July 23, 2007 · No Comments

I finally saw “Bobby” last night thanks to my Netflix subscription.  I can understand the criticisms that having a cast of stars could be distracting.  What I found distracting was the lack of demographics.  Estevez’s film had a good number of Latinos and Mexicans featured in the kitchen, a smaller smattering of African Americans and absolutely no Asian Americans.  Come on, this was in Los Angeles, one of the few places in the USA which already had a large Asian Amercian population!!

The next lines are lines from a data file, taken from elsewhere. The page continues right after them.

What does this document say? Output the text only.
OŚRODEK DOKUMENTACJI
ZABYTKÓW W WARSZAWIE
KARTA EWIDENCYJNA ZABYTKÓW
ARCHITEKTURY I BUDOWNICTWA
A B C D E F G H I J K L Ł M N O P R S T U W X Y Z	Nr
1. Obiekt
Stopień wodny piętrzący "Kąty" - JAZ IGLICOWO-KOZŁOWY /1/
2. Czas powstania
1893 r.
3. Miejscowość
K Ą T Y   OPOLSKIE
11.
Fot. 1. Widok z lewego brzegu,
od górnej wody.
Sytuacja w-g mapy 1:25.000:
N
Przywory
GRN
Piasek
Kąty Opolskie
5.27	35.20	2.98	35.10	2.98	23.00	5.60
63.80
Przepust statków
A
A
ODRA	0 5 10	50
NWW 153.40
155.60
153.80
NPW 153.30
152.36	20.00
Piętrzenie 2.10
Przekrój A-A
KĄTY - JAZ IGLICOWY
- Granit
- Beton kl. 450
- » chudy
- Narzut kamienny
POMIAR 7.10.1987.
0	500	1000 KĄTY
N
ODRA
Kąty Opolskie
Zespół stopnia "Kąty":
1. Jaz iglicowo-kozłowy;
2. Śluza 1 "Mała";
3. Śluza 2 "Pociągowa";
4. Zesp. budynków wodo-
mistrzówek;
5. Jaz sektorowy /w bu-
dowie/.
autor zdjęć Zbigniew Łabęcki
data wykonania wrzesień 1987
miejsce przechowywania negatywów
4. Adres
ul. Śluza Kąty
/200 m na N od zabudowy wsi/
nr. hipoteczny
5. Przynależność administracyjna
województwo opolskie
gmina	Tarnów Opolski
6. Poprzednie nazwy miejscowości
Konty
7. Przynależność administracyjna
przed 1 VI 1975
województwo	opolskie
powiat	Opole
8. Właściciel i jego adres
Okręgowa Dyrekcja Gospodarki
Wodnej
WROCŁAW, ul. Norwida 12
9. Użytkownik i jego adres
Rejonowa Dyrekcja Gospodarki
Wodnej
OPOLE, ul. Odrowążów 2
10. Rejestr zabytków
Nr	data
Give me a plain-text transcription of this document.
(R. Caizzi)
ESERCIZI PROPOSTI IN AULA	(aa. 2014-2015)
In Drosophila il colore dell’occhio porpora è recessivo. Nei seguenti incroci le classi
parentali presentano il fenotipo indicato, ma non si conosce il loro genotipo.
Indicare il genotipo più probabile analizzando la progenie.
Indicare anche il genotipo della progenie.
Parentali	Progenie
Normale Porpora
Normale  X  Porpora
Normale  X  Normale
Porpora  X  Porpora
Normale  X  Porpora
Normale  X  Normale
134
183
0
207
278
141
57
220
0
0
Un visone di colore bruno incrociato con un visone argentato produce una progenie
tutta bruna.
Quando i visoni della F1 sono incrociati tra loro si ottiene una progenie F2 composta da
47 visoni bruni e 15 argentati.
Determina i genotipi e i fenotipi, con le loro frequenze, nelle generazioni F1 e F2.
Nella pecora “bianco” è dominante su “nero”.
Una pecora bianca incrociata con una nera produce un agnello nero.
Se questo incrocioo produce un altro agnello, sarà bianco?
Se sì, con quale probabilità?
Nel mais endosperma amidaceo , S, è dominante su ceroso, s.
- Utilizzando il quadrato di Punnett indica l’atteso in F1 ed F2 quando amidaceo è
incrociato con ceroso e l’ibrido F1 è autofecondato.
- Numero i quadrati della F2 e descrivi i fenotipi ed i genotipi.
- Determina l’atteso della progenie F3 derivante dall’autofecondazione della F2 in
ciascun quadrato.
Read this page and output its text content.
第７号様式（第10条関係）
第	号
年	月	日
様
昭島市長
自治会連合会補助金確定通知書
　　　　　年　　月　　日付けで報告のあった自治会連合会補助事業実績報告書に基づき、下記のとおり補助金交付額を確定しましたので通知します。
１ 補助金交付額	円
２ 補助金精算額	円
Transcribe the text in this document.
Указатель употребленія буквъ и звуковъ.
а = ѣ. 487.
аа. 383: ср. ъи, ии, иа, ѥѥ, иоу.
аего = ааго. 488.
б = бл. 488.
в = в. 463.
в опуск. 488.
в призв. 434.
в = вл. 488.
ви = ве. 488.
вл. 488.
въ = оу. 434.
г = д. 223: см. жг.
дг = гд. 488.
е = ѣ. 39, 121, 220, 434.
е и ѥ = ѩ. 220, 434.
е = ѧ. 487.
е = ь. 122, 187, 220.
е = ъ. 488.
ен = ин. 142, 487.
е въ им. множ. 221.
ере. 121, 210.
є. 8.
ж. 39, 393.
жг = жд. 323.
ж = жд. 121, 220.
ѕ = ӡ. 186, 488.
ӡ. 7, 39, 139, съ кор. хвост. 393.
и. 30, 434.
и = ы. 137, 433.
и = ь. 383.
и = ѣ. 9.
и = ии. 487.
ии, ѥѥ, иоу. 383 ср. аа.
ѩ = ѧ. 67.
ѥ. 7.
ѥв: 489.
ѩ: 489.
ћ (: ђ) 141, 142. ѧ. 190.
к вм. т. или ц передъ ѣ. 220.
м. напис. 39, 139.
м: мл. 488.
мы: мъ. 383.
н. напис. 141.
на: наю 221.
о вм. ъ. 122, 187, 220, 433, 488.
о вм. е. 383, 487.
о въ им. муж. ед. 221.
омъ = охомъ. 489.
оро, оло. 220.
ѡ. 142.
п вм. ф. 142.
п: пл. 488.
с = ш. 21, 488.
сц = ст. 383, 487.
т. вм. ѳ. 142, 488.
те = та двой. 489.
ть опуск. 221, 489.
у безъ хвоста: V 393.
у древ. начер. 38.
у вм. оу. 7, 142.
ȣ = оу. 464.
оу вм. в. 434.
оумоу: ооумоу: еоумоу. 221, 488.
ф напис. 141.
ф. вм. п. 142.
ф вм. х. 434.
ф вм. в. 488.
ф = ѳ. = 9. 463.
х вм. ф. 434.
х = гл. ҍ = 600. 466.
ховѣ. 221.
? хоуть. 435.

Shame on you Emilio for ignoring this group, one that built the railroads in this nation, a group that sacrificed for their country and which found their civil liberties taken away just 24 years prior to Bobby Kennedy’s murder.  Then again, for me, the star studded cast is a reminder that this is Hollywood, not real life.  Mexican kitchen help has some   dialogue toward conveying their situtation and a little of US history about US acquistion of Mexican lands, and uses the term “Latino” once but that is all.  For the most part, the handing of ethnic subcultures is superficial.  I suppose if Estevez wasn’t Mexican in heritage, it might have been even more wanting.  Still, Asian Americans and Native Americans have been living in California (it was Indian land before, remember??) minimally at the turn of the 1900’s.  Yet Bobby, with its historical background, would have a view believe Asian Americans and First Nation people did not exist in Los Angeles, that African Americans had largely “made it” and all Mexicans worked kitchens.  Bobby left me disappointed at this mix, with the sad irony that Kennedy’s speeches had so much more substance than the film’s depiction of those of whom he spoke of and for.